In this work, inspired by how people learn to segment actions, we examine how effective language descriptions and task regularities are in improving systems for action segmentation. Action segmentation is an important first step for processing and cataloguing video: knowing which actions are occurring, and when, makes it easier to search for relevant videos and parts of video from a large, web-scale collection. However, standard, supervised, machine learning methods for predicting action segments in videos would require videos to be annotated with the action segments that occur in them. Since these annotations would be expensive and difficult to collect, we are interested in weakly-supervised action segmentation: training without annotated action segments.
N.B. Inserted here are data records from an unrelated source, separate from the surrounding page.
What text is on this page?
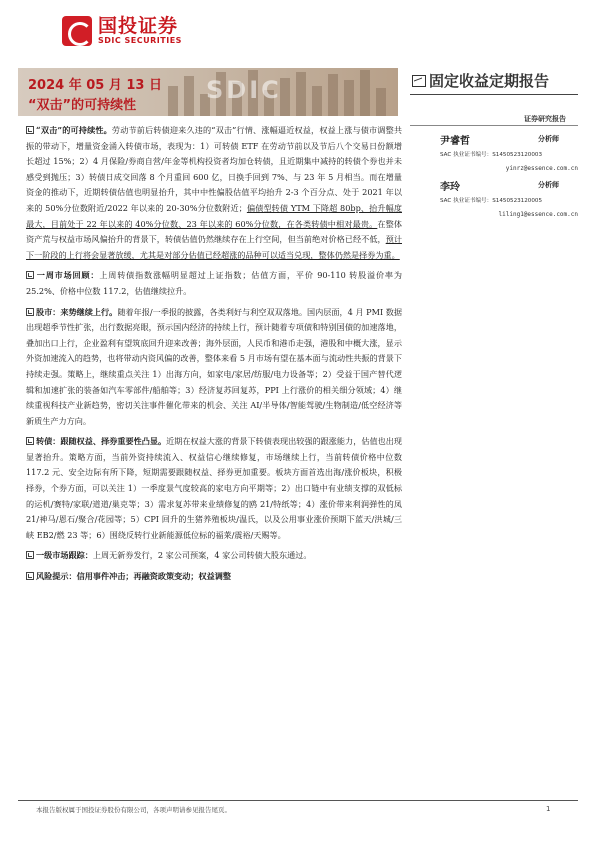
国投证券
SDIC SECURITIES
SDIC
2024 年 05 月 13 日
“双击”的可持续性
固定收益定期报告
证券研究报告
尹睿哲	分析师
SAC 执业证书编号：S1450523120003
yinrz@essence.com.cn
李玲	分析师
SAC 执业证书编号：S1450523120005
liling1@essence.com.cn

“双击”的可持续性。劳动节前后转债迎来久违的“双击”行情、涨幅逼近权益，权益上涨与债市调整共振的带动下，增量资金涌入转债市场，表现为：1）可转债 ETF 在劳动节前以及节后八个交易日份额增长超过 15%；2）4 月保险/券商自营/年金等机构投资者均加仓转债，且近期集中减持的转债个券也并未感受到抛压；3）转债日成交回落 8 个月重回 600 亿，日换手回到 7%、与 23 年 5 月相当。而在增量资金的推动下，近期转债估值也明显抬升，其中中性偏股估值平均抬升 2-3 个百分点、处于 2021 年以来的 50%分位数附近/2022 年以来的 20-30%分位数附近；偏债型转债 YTM 下降超 80bp、抬升幅度最大，目前处于 22 年以来的 40%分位数、23 年以来的 60%分位数，在各类转债中相对最贵。在整体资产荒与权益市场风偏抬升的背景下，转债估值仍然继续存在上行空间，但当前绝对价格已经不低，预计下一阶段的上行将会显著放缓，尤其是对部分估值已经超涨的品种可以适当兑现，整体仍然是择券为重。

一周市场回顾：上周转债指数涨幅明显超过上证指数；估值方面，平价 90-110 转股溢价率为 25.2%、价格中位数 117.2，估值继续拉升。

股市：来势继续上行。随着年报/一季报的披露，各类利好与利空双双落地。国内层面，4 月 PMI 数据出现超季节性扩张，出行数据亮眼，预示国内经济的持续上行，预计随着专项债和特别国债的加速落地，叠加出口上行，企业盈利有望筑底回升迎来改善；海外层面，人民币和港币走强，港股和中概大涨，显示外资加速流入的趋势，也将带动内资风偏的改善，整体来看 5 月市场有望在基本面与流动性共振的背景下持续走强。策略上，继续重点关注 1）出海方向，如家电/家居/纺服/电力设备等；2）受益于国产替代逻辑和加速扩张的装备如汽车零部件/船舶等；3）经济复苏回复苏，PPI 上行涨价的相关细分领域；4）继续重视科技产业新趋势，密切关注事件催化带来的机会、关注 AI/半导体/智能驾驶/生物制造/低空经济等新质生产力方向。

转债：跟随权益、择券重要性凸显。近期在权益大涨的背景下转债表现出较强的跟涨能力，估值也出现显著抬升。策略方面，当前外资持续流入、权益信心继续修复，市场继续上行，当前转债价格中位数 117.2 元、安全边际有所下降，短期需要跟随权益、择券更加重要。板块方面首选出海/涨价板块，积极择券，个券方面，可以关注 1）一季度景气度较高的家电方向平期等；2）出口链中有业绩支撑的双低标的运机/赛特/家联/道道/巢克等；3）需求复苏带来业绩修复的鸥 21/特纸等；4）涨价带来利润弹性的凤 21/神马/恩石/聚合/花园等；5）CPI 回升的生猪养殖板块/温氏，以及公用事业涨价预期下蓝天/洪城/三峡 EB2/燃 23 等；6）围绕反转行业新能源低位标的福莱/震裕/天赐等。

一级市场跟踪：上周无新券发行，2 家公司预案，4 家公司转债大股东通过。

风险提示：信用事件冲击；再融资政策变动；权益调整

本报告版权属于国投证券股份有限公司，各项声明请参见报告尾页。	1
We focus on a challenging dataset of instructional videos taken from YouTube [CrossTask, Zhukov et al. 2019], involving everyday household tasks such as cooking and assembling furniture. While these videos are naturally-occurring, they consist of tasks that have some structural regularities across videos, and have language descriptions (transcriptions of the person’s narration), which both provide a noisy source of weak supervision. We develop a flexible unsupervised model for action segmentation that can be trained without action labels, and can optionally use this weak supervision from the task regularities and language descriptions. Our model, and models from past work, both benefit substantially from both of these sources of supervision, even on top of rich features from state-of-the-art neural action and object classifiers. We also find that generative models of the video features typically have better performance than discriminative models on the segmentation task.

Our findings suggest that using language to guide action segmentation is a promising direction for future work, when annotations for the action segments are not available.